Bu konuda aşağıdaki noktalara dikkat ederseniz sorunun cevabını almış olursunuz:
1- Bazen bazı hadislerde beyan edilen bazı ifadeler, konunun önemini vurgulamak içindir. Bu yüzden onlardan başka bir anlam çıkarmak doğru değildir.
2- Secde etmek her yerde aşağılanma anlamı taşımaz. Örneğin Allah-u Teala meleklere Hz. Adem’e secde etmelerini emrettiğinde ve onlar da secde ettiğinde aşağılandılar mı? Tam tersine secdeden kaçınan şeytan aşağılandı ve Allah katından kovuldu. Veya kendisi de bir peygamber ve aynı zamanda baba olan Hz. Yakup ve oğlanları Hz. Yusuf’a secde ettiklerinde aşağılandılar mı? Elbette öyle değil.

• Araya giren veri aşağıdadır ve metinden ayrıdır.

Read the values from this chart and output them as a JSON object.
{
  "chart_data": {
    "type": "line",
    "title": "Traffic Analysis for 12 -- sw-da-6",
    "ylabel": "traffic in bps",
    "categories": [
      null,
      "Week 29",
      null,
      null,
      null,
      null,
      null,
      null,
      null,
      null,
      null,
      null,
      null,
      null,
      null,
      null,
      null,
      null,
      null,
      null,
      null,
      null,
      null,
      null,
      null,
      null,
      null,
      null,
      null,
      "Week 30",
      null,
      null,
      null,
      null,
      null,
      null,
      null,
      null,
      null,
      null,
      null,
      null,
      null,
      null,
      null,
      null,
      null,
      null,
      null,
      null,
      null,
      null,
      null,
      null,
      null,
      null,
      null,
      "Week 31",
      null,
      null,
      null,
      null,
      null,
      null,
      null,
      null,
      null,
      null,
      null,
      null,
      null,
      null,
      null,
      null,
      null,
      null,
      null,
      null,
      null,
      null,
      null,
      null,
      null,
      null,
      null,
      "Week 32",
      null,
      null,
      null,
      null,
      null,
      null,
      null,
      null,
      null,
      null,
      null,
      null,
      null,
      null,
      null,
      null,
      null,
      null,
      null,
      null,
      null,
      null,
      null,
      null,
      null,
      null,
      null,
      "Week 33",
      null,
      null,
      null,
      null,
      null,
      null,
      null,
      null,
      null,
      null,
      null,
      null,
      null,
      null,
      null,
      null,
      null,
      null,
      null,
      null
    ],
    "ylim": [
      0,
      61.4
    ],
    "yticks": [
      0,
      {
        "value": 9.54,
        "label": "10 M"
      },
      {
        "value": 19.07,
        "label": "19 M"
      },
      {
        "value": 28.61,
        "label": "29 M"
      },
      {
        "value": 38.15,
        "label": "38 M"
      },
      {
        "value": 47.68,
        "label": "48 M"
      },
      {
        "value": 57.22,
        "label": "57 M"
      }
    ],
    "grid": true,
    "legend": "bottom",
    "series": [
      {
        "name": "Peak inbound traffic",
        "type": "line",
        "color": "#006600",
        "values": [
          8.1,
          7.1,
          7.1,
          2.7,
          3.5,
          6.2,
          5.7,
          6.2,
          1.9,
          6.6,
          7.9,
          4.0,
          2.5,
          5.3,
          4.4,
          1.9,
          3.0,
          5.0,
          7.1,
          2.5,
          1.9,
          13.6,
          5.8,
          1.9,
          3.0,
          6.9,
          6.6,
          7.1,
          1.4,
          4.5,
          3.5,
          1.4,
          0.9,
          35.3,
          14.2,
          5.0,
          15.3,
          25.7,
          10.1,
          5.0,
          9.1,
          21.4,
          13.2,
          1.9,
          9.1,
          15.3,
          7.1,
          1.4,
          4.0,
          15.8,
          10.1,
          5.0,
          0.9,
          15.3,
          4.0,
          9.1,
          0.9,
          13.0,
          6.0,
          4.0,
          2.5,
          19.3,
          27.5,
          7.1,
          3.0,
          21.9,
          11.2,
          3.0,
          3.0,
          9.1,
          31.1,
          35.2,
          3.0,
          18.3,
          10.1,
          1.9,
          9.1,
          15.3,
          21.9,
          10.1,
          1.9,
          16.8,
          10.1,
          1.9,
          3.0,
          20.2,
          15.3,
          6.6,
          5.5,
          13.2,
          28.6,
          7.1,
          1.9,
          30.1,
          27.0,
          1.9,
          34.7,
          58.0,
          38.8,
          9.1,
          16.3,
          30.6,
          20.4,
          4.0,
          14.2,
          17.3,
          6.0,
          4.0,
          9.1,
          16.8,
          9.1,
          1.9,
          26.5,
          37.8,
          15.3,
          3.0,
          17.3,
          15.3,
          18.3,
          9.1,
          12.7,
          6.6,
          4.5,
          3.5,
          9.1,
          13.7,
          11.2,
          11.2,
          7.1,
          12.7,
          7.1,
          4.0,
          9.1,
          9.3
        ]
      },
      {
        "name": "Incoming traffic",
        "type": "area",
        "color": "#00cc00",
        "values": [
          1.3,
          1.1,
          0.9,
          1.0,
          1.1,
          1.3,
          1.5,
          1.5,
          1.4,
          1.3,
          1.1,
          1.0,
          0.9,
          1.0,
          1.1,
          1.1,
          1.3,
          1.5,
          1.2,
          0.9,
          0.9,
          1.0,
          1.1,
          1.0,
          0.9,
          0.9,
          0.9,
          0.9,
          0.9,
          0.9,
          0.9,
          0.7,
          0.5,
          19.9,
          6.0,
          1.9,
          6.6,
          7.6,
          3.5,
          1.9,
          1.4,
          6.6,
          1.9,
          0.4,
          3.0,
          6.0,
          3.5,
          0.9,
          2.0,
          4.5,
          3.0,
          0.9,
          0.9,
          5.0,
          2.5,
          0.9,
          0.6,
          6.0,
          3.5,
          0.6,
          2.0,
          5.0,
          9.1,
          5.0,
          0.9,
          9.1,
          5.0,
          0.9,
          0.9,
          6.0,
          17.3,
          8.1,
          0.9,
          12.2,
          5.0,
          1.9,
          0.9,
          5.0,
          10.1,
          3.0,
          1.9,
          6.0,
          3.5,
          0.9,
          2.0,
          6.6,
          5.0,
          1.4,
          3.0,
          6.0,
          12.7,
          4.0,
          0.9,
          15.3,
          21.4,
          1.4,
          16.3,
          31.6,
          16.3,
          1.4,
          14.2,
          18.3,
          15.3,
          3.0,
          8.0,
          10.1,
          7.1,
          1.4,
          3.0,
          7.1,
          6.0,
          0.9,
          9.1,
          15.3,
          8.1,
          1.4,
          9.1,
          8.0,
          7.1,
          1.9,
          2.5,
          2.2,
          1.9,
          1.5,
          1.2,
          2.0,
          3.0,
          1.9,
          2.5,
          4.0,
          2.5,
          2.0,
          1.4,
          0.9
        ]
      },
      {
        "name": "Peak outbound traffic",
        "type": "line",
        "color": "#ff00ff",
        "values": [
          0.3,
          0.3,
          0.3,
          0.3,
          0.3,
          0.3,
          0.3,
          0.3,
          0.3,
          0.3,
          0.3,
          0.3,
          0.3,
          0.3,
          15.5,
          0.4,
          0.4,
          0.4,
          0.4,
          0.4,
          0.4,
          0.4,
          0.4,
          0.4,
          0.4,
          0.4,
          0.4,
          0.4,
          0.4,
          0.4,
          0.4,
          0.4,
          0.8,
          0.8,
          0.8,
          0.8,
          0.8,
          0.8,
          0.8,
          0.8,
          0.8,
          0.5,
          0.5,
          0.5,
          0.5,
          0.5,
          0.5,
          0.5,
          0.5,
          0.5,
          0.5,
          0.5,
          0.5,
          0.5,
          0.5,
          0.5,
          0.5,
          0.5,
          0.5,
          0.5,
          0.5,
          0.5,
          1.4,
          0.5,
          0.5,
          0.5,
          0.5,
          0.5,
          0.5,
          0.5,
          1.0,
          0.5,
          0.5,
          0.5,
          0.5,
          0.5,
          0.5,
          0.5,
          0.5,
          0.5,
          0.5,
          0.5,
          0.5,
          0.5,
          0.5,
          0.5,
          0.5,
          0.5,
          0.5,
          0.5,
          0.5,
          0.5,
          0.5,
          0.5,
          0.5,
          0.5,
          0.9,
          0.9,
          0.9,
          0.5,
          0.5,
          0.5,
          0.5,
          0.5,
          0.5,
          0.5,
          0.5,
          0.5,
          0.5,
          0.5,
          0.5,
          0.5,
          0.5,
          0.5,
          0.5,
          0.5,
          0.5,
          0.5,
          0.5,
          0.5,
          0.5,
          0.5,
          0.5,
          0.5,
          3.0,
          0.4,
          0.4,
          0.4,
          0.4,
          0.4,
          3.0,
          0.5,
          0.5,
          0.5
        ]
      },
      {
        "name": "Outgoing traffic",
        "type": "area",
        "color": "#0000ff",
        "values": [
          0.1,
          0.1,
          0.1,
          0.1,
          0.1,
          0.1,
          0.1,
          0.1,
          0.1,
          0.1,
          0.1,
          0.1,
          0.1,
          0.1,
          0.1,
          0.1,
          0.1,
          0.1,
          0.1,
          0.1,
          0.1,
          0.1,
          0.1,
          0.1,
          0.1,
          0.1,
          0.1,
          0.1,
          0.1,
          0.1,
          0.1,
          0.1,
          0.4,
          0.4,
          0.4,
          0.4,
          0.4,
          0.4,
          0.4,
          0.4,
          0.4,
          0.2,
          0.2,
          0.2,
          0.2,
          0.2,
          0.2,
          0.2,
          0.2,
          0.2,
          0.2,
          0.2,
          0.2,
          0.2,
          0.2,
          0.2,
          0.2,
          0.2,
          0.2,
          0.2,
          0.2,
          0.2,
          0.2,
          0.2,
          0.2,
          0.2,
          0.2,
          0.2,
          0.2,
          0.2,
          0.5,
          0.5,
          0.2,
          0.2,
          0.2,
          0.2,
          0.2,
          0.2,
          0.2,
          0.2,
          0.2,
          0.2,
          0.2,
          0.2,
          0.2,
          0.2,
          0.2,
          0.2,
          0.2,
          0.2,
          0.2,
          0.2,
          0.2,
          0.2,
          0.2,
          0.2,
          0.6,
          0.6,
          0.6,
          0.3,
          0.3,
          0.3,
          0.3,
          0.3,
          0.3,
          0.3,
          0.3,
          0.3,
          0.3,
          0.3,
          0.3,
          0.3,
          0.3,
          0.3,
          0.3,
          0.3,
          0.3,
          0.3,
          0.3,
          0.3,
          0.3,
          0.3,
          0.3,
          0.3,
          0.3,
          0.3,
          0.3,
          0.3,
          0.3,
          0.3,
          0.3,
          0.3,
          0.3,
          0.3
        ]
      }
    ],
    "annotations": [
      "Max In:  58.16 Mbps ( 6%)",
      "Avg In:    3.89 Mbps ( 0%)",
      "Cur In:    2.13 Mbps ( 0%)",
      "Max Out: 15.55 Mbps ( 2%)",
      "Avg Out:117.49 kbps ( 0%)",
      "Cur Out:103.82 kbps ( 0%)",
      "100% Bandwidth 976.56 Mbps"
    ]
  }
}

3- Bu hadiste kastedilen kadın erkek arasında değer farkını beyan etmek değil, aile düzenindeki hiyerarşiyi belirlemek ve bunun önemini beyan edip pekiştirmektir. Yani her kurumda olduğu gibi aile kurumunda da yönetimi elinde bulunduran ve son ve belirleyici sözü söyleyen birisinin olması gerektiğini ortaya koymak ve ona itaatin ve sözünün dinlenilmesi gerektiğinin önemini vurgulamaktır. Çünkü bu, ailenin ayakta kalması, sağlıklı ilişkilerin sağlanması ve mutlu bir aile olabilmesinde önemli bir rol oynamaktadır. Aslında saygının ifadesi olan secde kavramı, burada ve benzerinde itaati ve verilen kararlara saygıyı ve kabullenmeyi ifade etmek içindir.
Bu çıkarımı şuradan anlıyoruz ki başka hiçbir hadiste kadınların, örneğin babalarına, abi ve kardeşlerine secdesinden bahsedilmez. Oysa eğer maksat erkeğin kadından üstünlüğünü beyan etmek olsaydı, kızların babalarına ve erkek kardeşlerine de aynı statü tanınmış olurdu.
Aslında başka bir hadiste Allah Resulü (s.a.a) başka bir ifadeyle olası bu tür yanlış anlamaların önünü de kesmiş ve kadın erkek arasında şöyle bir denge kurmuştur:
“Kadının üzerinde en büyük hak sahibi, kocasıdır; erkeğin üzerinde en büyük hak sahibi ise annesidir.” (Muttaki Hindi, Kenzü’l-Ummâl, Hadis: 44771)
Eğer Allah Resulü (s.a.a) sorudaki hadisten erkeğin zati olarak kadından daha üstün ve daha değerli olduğunu kastetmiş olsaydı, biraz önce verdiğimiz hadisi söyler miydi? Çünkü öyle bir kastı olsaydı bu hadiste de anne yerine babayı koymalıydı.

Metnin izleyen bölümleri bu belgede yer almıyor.